Grayscale shows a trend of negative net inflows, suggesting that investors holding GBTC are trying to divest before moving to a direct ETF.
While small funds like WisdomTree, Franklin Templeton and VanEck all contribute little, they all reflect the trend toward diversification and capital allocation among asset managers.
Despite Bitcoin's price swings from $95,000 to $108,000 in the short term, data shows that there has been no major capital outflow since the beginning of June. This shows that the market sentiment is stable.
In the current period, capital flows tend to reduce the amplitude of fluctuations, but they still remain at a positive level, which reduces the risk of deep adjustment and creates a solid liquidity support foundation.
Evaluation and Conclusion
Bitcoin has established a solid support zone at the short-term investor price level, also known as the short-term investor price level.
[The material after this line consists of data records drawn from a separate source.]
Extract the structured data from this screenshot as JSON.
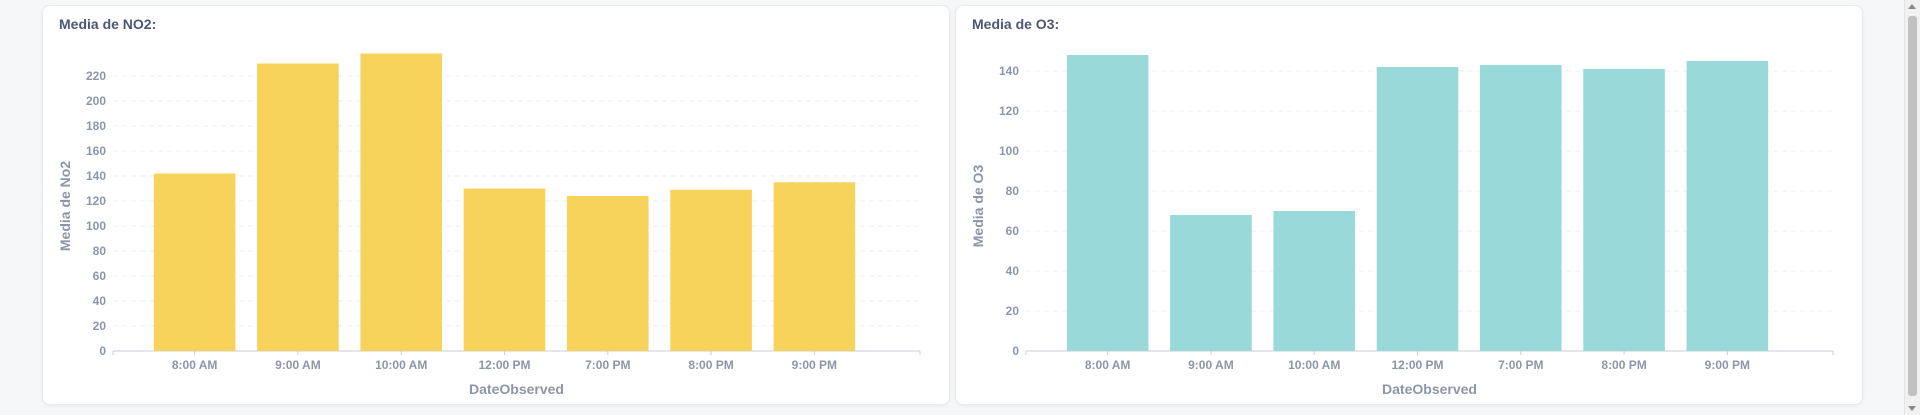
{
  "charts": [
    {
      "title": "Media de NO2:",
      "color": "#f7d35c"
    },
    {
      "title": "Media de O3:",
      "color": "#9ad9da"
    }
  ],
  "chart_data": [
    {
      "type": "bar",
      "title": "Media de NO2:",
      "xlabel": "DateObserved",
      "ylabel": "Media de No2",
      "categories": [
        "8:00 AM",
        "9:00 AM",
        "10:00 AM",
        "12:00 PM",
        "7:00 PM",
        "8:00 PM",
        "9:00 PM"
      ],
      "values": [
        142,
        230,
        238,
        130,
        124,
        129,
        135
      ],
      "yticks": [
        0,
        20,
        40,
        60,
        80,
        100,
        120,
        140,
        160,
        180,
        200,
        220
      ],
      "ylim": [
        0,
        240
      ],
      "grid": true,
      "color": "#f7d35c"
    },
    {
      "type": "bar",
      "title": "Media de O3:",
      "xlabel": "DateObserved",
      "ylabel": "Media de O3",
      "categories": [
        "8:00 AM",
        "9:00 AM",
        "10:00 AM",
        "12:00 PM",
        "7:00 PM",
        "8:00 PM",
        "9:00 PM"
      ],
      "values": [
        148,
        68,
        70,
        142,
        143,
        141,
        145
      ],
      "yticks": [
        0,
        20,
        40,
        60,
        80,
        100,
        120,
        140
      ],
      "ylim": [
        0,
        150
      ],
      "grid": true,
      "color": "#9ad9da"
    }
  ]
}
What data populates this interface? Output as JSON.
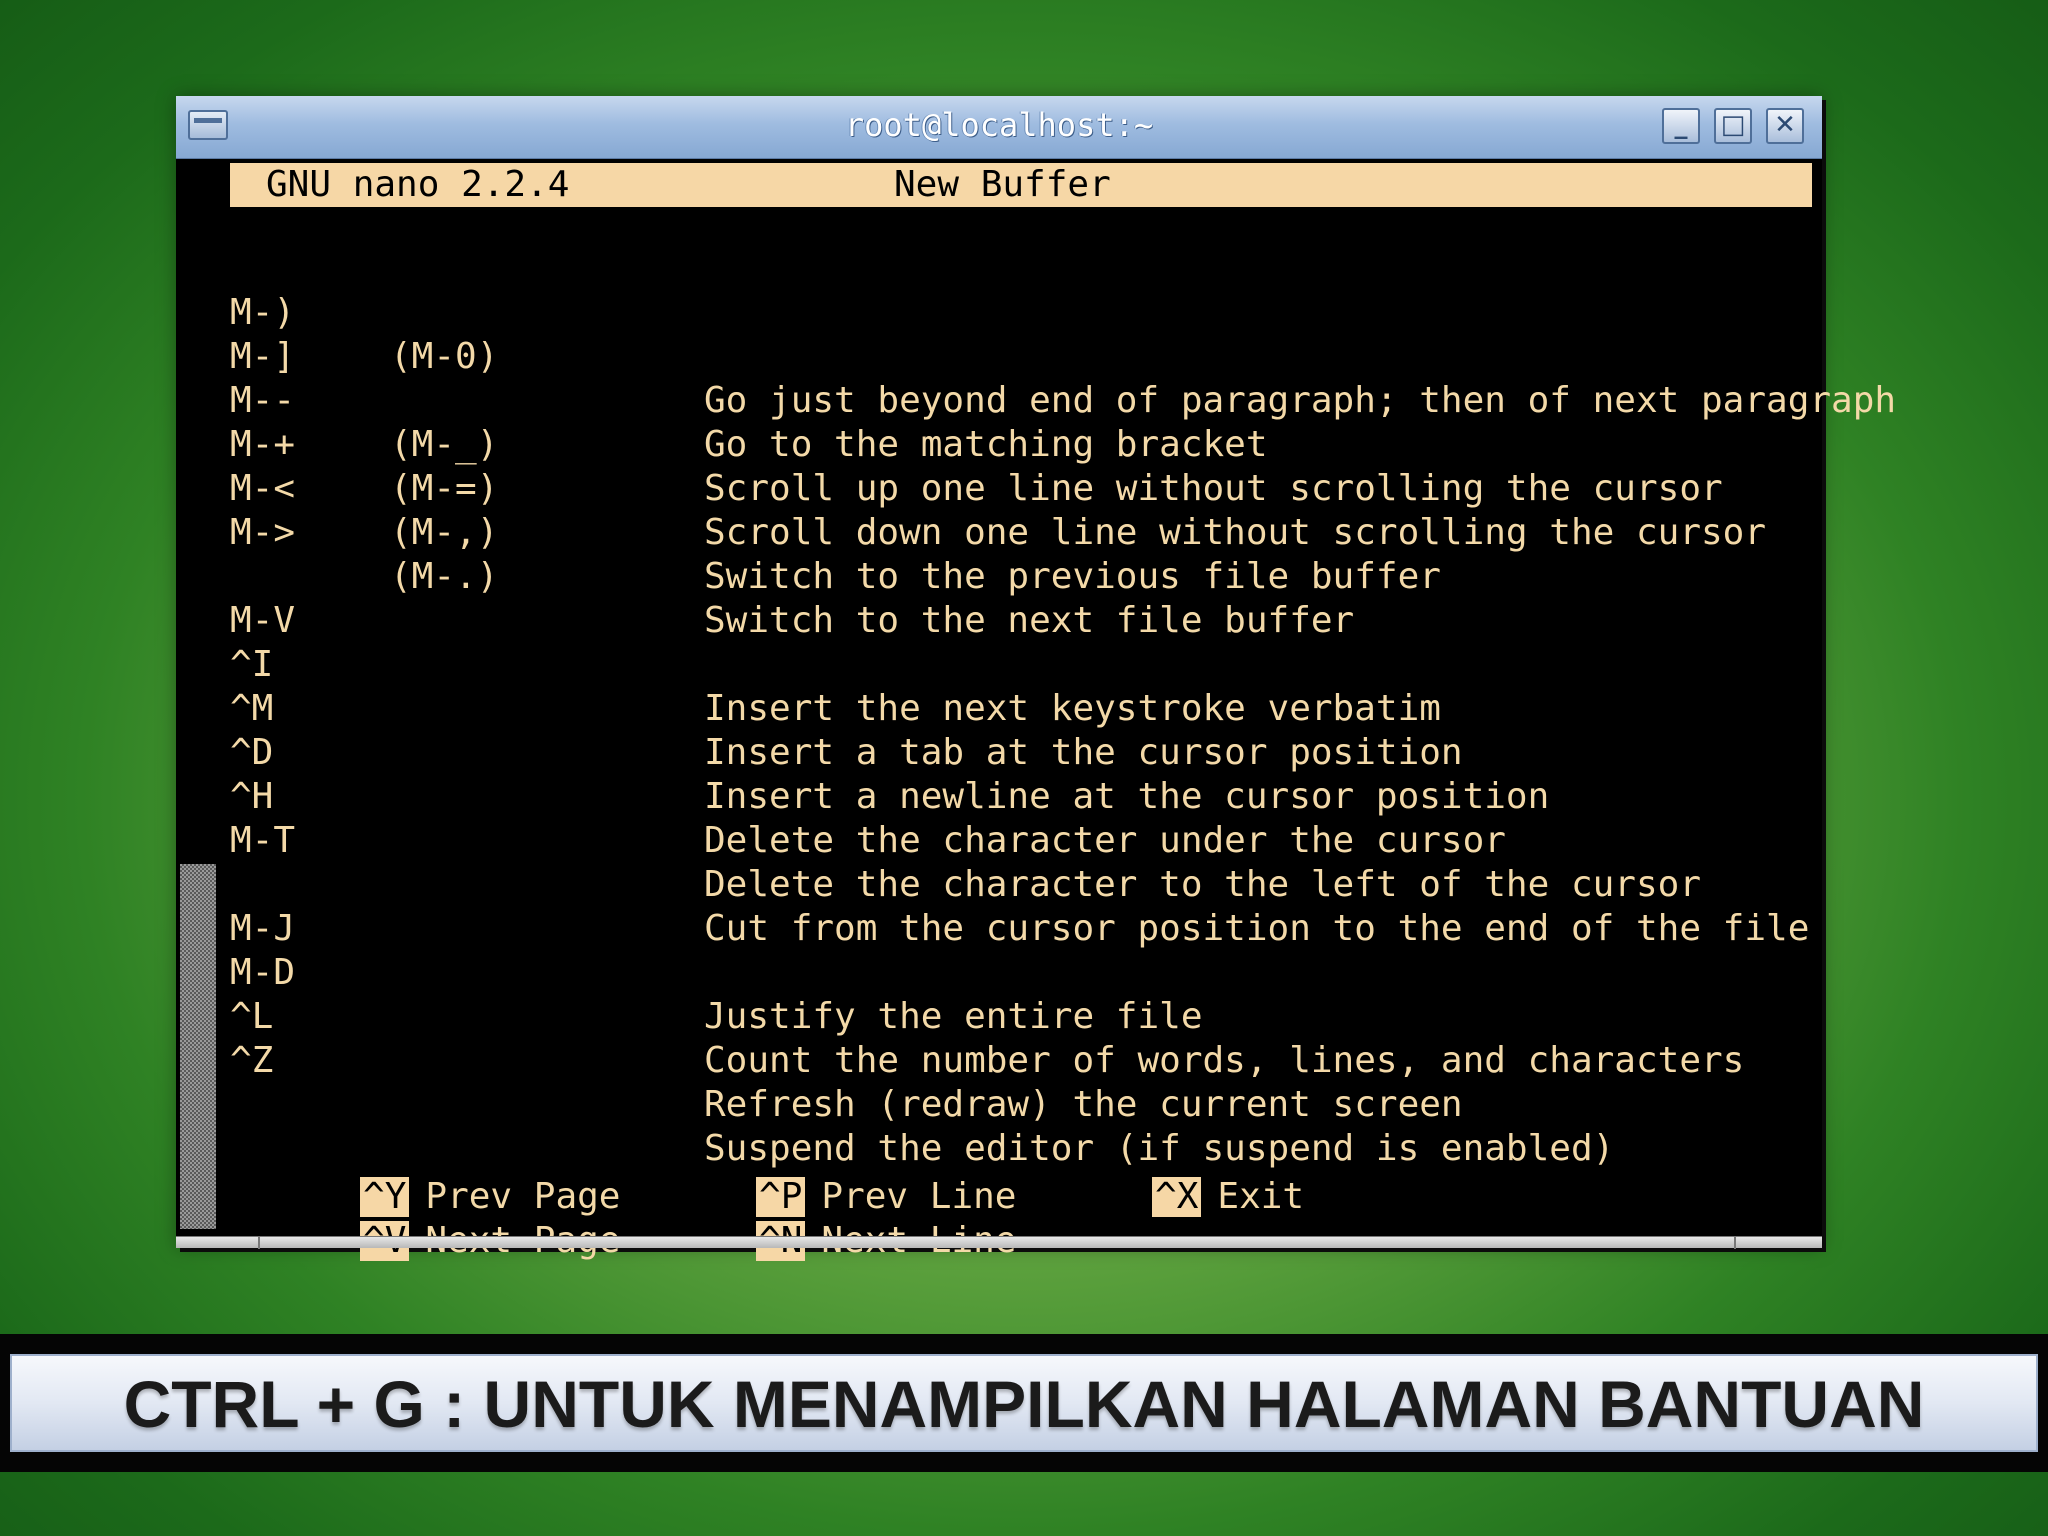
{
  "window": {
    "title": "root@localhost:~",
    "minimize_label": "_",
    "maximize_label": "□",
    "close_label": "✕"
  },
  "nano": {
    "version": "GNU nano 2.2.4",
    "buffer": "New Buffer",
    "help_rows": [
      {
        "key": "M-)",
        "alt": "(M-0)",
        "desc": "Go just beyond end of paragraph; then of next paragraph"
      },
      {
        "key": "M-]",
        "alt": "",
        "desc": "Go to the matching bracket"
      },
      {
        "key": "M--",
        "alt": "(M-_)",
        "desc": "Scroll up one line without scrolling the cursor"
      },
      {
        "key": "M-+",
        "alt": "(M-=)",
        "desc": "Scroll down one line without scrolling the cursor"
      },
      {
        "key": "M-<",
        "alt": "(M-,)",
        "desc": "Switch to the previous file buffer"
      },
      {
        "key": "M->",
        "alt": "(M-.)",
        "desc": "Switch to the next file buffer"
      },
      {
        "key": "M-V",
        "alt": "",
        "desc": "Insert the next keystroke verbatim"
      },
      {
        "key": "^I",
        "alt": "",
        "desc": "Insert a tab at the cursor position"
      },
      {
        "key": "^M",
        "alt": "",
        "desc": "Insert a newline at the cursor position"
      },
      {
        "key": "^D",
        "alt": "",
        "desc": "Delete the character under the cursor"
      },
      {
        "key": "^H",
        "alt": "",
        "desc": "Delete the character to the left of the cursor"
      },
      {
        "key": "M-T",
        "alt": "",
        "desc": "Cut from the cursor position to the end of the file"
      },
      {
        "key": "M-J",
        "alt": "",
        "desc": "Justify the entire file"
      },
      {
        "key": "M-D",
        "alt": "",
        "desc": "Count the number of words, lines, and characters"
      },
      {
        "key": "^L",
        "alt": "",
        "desc": "Refresh (redraw) the current screen"
      },
      {
        "key": "^Z",
        "alt": "",
        "desc": "Suspend the editor (if suspend is enabled)"
      }
    ],
    "shortcuts": [
      {
        "key": "^Y",
        "label": "Prev Page"
      },
      {
        "key": "^V",
        "label": "Next Page"
      },
      {
        "key": "^P",
        "label": "Prev Line"
      },
      {
        "key": "^N",
        "label": "Next Line"
      },
      {
        "key": "^X",
        "label": "Exit"
      }
    ]
  },
  "caption": "CTRL + G : UNTUK MENAMPILKAN HALAMAN BANTUAN",
  "colors": {
    "terminal_fg": "#f3d9a8",
    "terminal_bg": "#000000",
    "highlight_bg": "#f6d7a6",
    "titlebar": "#9fbce0"
  }
}
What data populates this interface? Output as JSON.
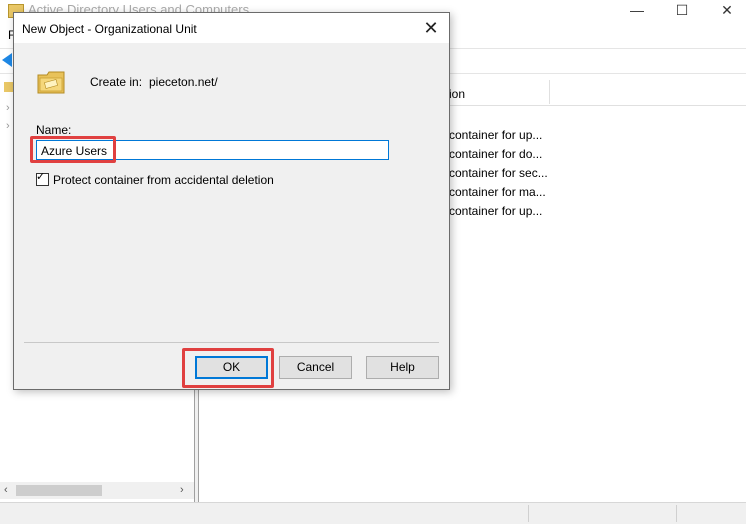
{
  "background_window": {
    "title": "Active Directory Users and Computers",
    "menu_first_letter": "F",
    "column_header": "ion",
    "rows": [
      "container for up...",
      "container for do...",
      "container for sec...",
      "container for ma...",
      "container for up..."
    ],
    "controls": {
      "minimize": "—",
      "maximize": "☐",
      "close": "✕"
    }
  },
  "dialog": {
    "title": "New Object - Organizational Unit",
    "close_glyph": "✕",
    "create_in_label": "Create in:",
    "create_in_value": "pieceton.net/",
    "name_label": "Name:",
    "name_value": "Azure Users",
    "protect_label": "Protect container from accidental deletion",
    "protect_checked": true,
    "buttons": {
      "ok": "OK",
      "cancel": "Cancel",
      "help": "Help"
    }
  },
  "colors": {
    "highlight": "#e04040",
    "focus": "#0078d7"
  },
  "icons": [
    "folder-ou-icon",
    "app-icon",
    "back-arrow-icon"
  ]
}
This is an important boundary between the short-term growth trend and correction and is considered a technical level used
There are no signs of major distribution, although prices have rebounded to near their previous highs and the unrealized profits of the entire market have reached $1.2 billion. Specifically:
Liveliness continues to decline → HODLing behavior clearly dominates.
Realized Profit volume decreased significantly → showing that investors did not take advantage of the uptrend to take profits .
Long-Term Holder Supply hit an all-time high , accounting for over 70% of total circulating supply , confirming that strong hands are unmoved by short-term price fluctuations.
The Stable Purchasing Power (SSR) Oscillator is currently hovering around the equilibrium level. This is in stark contrast to the peak of SSR and the decline in purchasing power at the end of 2024.
With the current stablecoin volume at a steady level on exchanges, the market has a large USD liquidity layer available, which could support prices in the event of further bullish signals.
Analysis of the capital flows of Bitcoin spot ETFs in the United States shows that, although not as explosive as in the first quarter, capital flows from May to now have been positive. Notably, there have been no large withdrawals from institutions, even during price corrections; this shows confidence and a clear capital allocation strategy in the long term.
Disclaimer: The information presented in this article is the author's personal opinion on the cryptocurrency field. It is not intended to be financial or investment advice. Any investment decision should be based on careful consideration of your personal portfolio and risk tolerance. The views expressed in the article do not represent the official position of the platform. We recommend that readers conduct their own research and consult with a professional before making any investment decisions.